Среди пурпурных драпировок, с подушек, расшитых жемчугами и золотом, неторопливо, исполненным вожделения и достоинства движением, во всем величии рослой фигуры своей, во всем богатстве одежд поднялась и встала волшебница Востока. Кто и когда смог бы угадать все мечты, беспокойства и страсти, бередившие ее душу в ожидании этой минуты? Как знать, кипела ли теперь в ее жилах любовь, или то была гордость? Под изгибами золотой цепи по ее великолепной груди пробегал страстный трепет; косы, словно черные змеи, обвивали стан, на смуглое лицо и алые уста пало выражение упоительного чувственно-экстатического вожделения. Она низко, покорно склонила голову, усыпанную алмазами, подняла темные веки, и из-под густых дрожащих ресниц взгляд черных, как ночь, ласковых покорных глаз утопила в поднятом к ней взоре любовника.
Они смотрели друг на друга. Склонившись над рельефными перилами трибуны, Береника медленно, словно в сонном упоении, робким движением влюбленной рабыни протянула лавровый венок.

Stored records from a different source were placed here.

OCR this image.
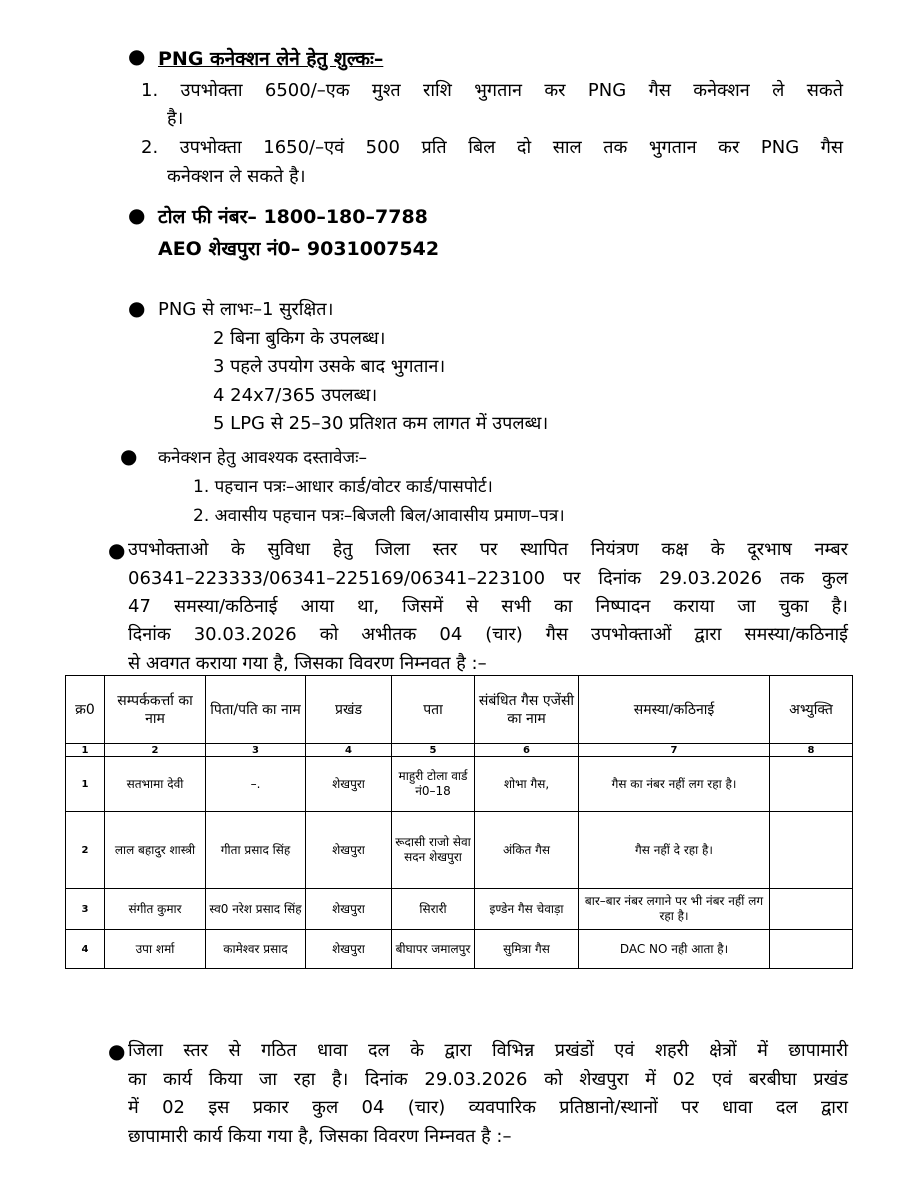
● PNG कनेक्शन लेने हेतु शुल्कः–
1. उपभोक्ता 6500/–एक मुश्त राशि भुगतान कर PNG गैस कनेक्शन ले सकते
है।
2. उपभोक्ता 1650/–एवं 500 प्रति बिल दो साल तक भुगतान कर PNG गैस
कनेक्शन ले सकते है।
● टोल फी नंबर– 1800–180–7788
AEO शेखपुरा नं0– 9031007542
● PNG से लाभः–1 सुरक्षित।
2 बिना बुकिग के उपलब्ध।
3 पहले उपयोग उसके बाद भुगतान।
4 24x7/365 उपलब्ध।
5 LPG से 25–30 प्रतिशत कम लागत में उपलब्ध।
● कनेक्शन हेतु आवश्यक दस्तावेजः–
1. पहचान पत्रः–आधार कार्ड/वोटर कार्ड/पासपोर्ट।
2. अवासीय पहचान पत्रः–बिजली बिल/आवासीय प्रमाण–पत्र।
● उपभोक्ताओ के सुविधा हेतु जिला स्तर पर स्थापित नियंत्रण कक्ष के दूरभाष नम्बर
06341–223333/06341–225169/06341–223100 पर दिनांक 29.03.2026 तक कुल
47 समस्या/कठिनाई आया था, जिसमें से सभी का निष्पादन कराया जा चुका है।
दिनांक 30.03.2026 को अभीतक 04 (चार) गैस उपभोक्ताओं द्वारा समस्या/कठिनाई
से अवगत कराया गया है, जिसका विवरण निम्नवत है :–
क्र0	सम्पर्ककर्त्ता का नाम	पिता/पति का नाम	प्रखंड	पता	संबंधित गैस एजेंसी का नाम	समस्या/कठिनाई	अभ्युक्ति
1	2	3	4	5	6	7	8
1	सतभामा देवी	–.	शेखपुरा	माहुरी टोला वार्ड नं0–18	शोभा गैस,	गैस का नंबर नहीं लग रहा है।	
2	लाल बहादुर शास्त्री	गीता प्रसाद सिंह	शेखपुरा	रूदासी राजो सेवा सदन शेखपुरा	अंकित गैस	गैस नहीं दे रहा है।	
3	संगीत कुमार	स्व0 नरेश प्रसाद सिंह	शेखपुरा	सिरारी	इण्डेन गैस चेवाड़ा	बार–बार नंबर लगाने पर भी नंबर नहीं लग रहा है।	
4	उपा शर्मा	कामेश्वर प्रसाद	शेखपुरा	बीघापर जमालपुर	सुमित्रा गैस	DAC NO नही आता है।	
● जिला स्तर से गठित धावा दल के द्वारा विभिन्न प्रखंडों एवं शहरी क्षेत्रों में छापामारी
का कार्य किया जा रहा है। दिनांक 29.03.2026 को शेखपुरा में 02 एवं बरबीघा प्रखंड
में 02 इस प्रकार कुल 04 (चार) व्यवपारिक प्रतिष्ठानो/स्थानों पर धावा दल द्वारा
छापामारी कार्य किया गया है, जिसका विवरण निम्नवत है :–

Затаив дыхание, многотысячное собрание с разными чувствами ожидало конца этой сцены, которым должно было стать, если верить слухам, объявление о браке императорского сына с царицей Халкиды. Отовсюду доносился приглушенный страстный шепот, подобный мелким ручейкам, текущим через море тишины…
И тогда, словно гром среди ясного неба, откуда-то с верхних ярусов раздался крик:
— Будь проклята, Береника, позор народа своего, предательница справедливого дела и отравительница душ дщерей иудейских!..

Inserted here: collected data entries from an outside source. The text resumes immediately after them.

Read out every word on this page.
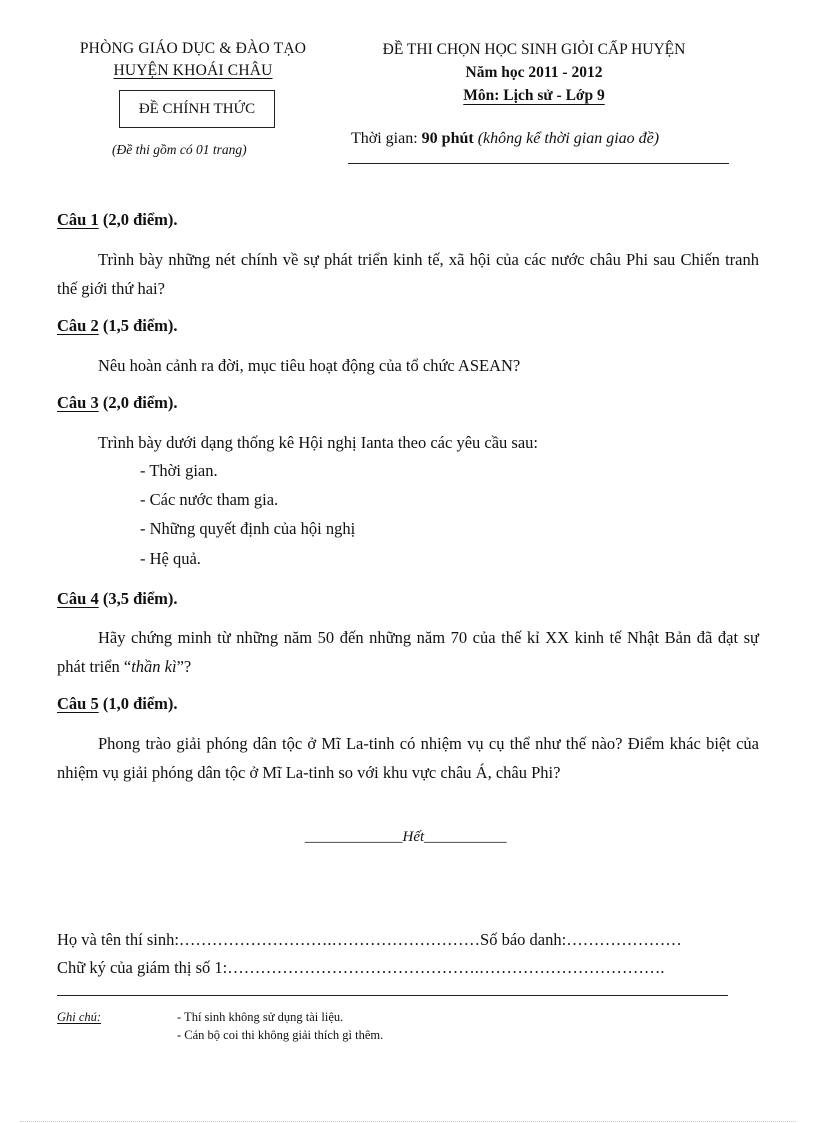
PHÒNG GIÁO DỤC & ĐÀO TẠO
HUYỆN KHOÁI CHÂU
ĐỀ CHÍNH THỨC
(Đề thi gồm có 01 trang)
ĐỀ THI CHỌN HỌC SINH GIỎI CẤP HUYỆN
Năm học 2011 - 2012
Môn: Lịch sử - Lớp 9
Thời gian: 90 phút (không kể thời gian giao đề)
Câu 1 (2,0 điểm).
Trình bày những nét chính về sự phát triển kinh tế, xã hội của các nước châu Phi sau Chiến tranh thế giới thứ hai?
Câu 2 (1,5 điểm).
Nêu hoàn cảnh ra đời, mục tiêu hoạt động của tổ chức ASEAN?
Câu 3 (2,0 điểm).
Trình bày dưới dạng thống kê Hội nghị Ianta theo các yêu cầu sau:
- Thời gian.
- Các nước tham gia.
- Những quyết định của hội nghị
- Hệ quả.
Câu 4 (3,5 điểm).
Hãy chứng minh từ những năm 50 đến những năm 70 của thế kỉ XX kinh tế Nhật Bản đã đạt sự phát triển “thần kì”?
Câu 5 (1,0 điểm).
Phong trào giải phóng dân tộc ở Mĩ La-tinh có nhiệm vụ cụ thể như thế nào? Điểm khác biệt của nhiệm vụ giải phóng dân tộc ở Mĩ La-tinh so với khu vực châu Á, châu Phi?
_____________Hết___________
Họ và tên thí sinh:……………………….………………………Số báo danh:…………………
Chữ ký của giám thị số 1:……………………………………….…………………………….
Ghi chú:	- Thí sinh không sử dụng tài liệu.
- Cán bộ coi thi không giải thích gì thêm.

Тут голос, выкрикивавший латинские силлабы, хриплый, но мощный той силой, которую дает бессознательная яростная страсть, оборвался на мгновение, будто рот кричащего попытались закрыть рукой. Но внезапно он взорвался снова, еще более раздраженный, еще более мощный:
— Будь проклят и ты, опустошитель чужих стран, изверг, спаливший храм…
Наверху началась возня, перешедшая в рукопашную, блеснуло оружие. Но безумец где-то там, в пестрой и тесной толпе, в припадке одержимости голосом хриплым и прерывающимся от борьбы все еще выкрикивал:
— Будьте вы оба прокляты Богом сильным и страшным! Будьте вы прокляты небом и землей! Будьте вы прокляты всеми, кто служит делу справедливости! Будьте прокляты каждой высшей силой, земной и небесной! Будьте прокляты… прокляты… прокляты!..
Охрипший, прерывистый, безумный голос все отдалялся, отдалялся и ослабевал, как будто выкрикивавшего проклятия уводили все дальше и дальше. На трибунах, в ложах среди благородных римлян воцарилось молчание, которое было во сто крат красноречивее любых громких аплодисментов. Это было молчание злорадства, которое оказалось сильнее всех иных чувств и которое невозможно было скрыть никакими пристойными минами на лицах. Все, что по каким бы то ни было причинам содержало хотя бы каплю яда и уязвляло нынешние порядки в Риме или его виднейших особ, и все, кто, с пренебрежением глядя на чужие народы, презирал осыпанную драгоценностями представительницу того из них, который был ненавистен больше остальных; все, что было в Риме чистым, непокорным, гордым, завистливым или уязвленным, с равнодушием, более красноречивым, чем рукоплескания, приняло оскорбление, брошенное каким-то неизвестным на головы императорского сына и его любовницы.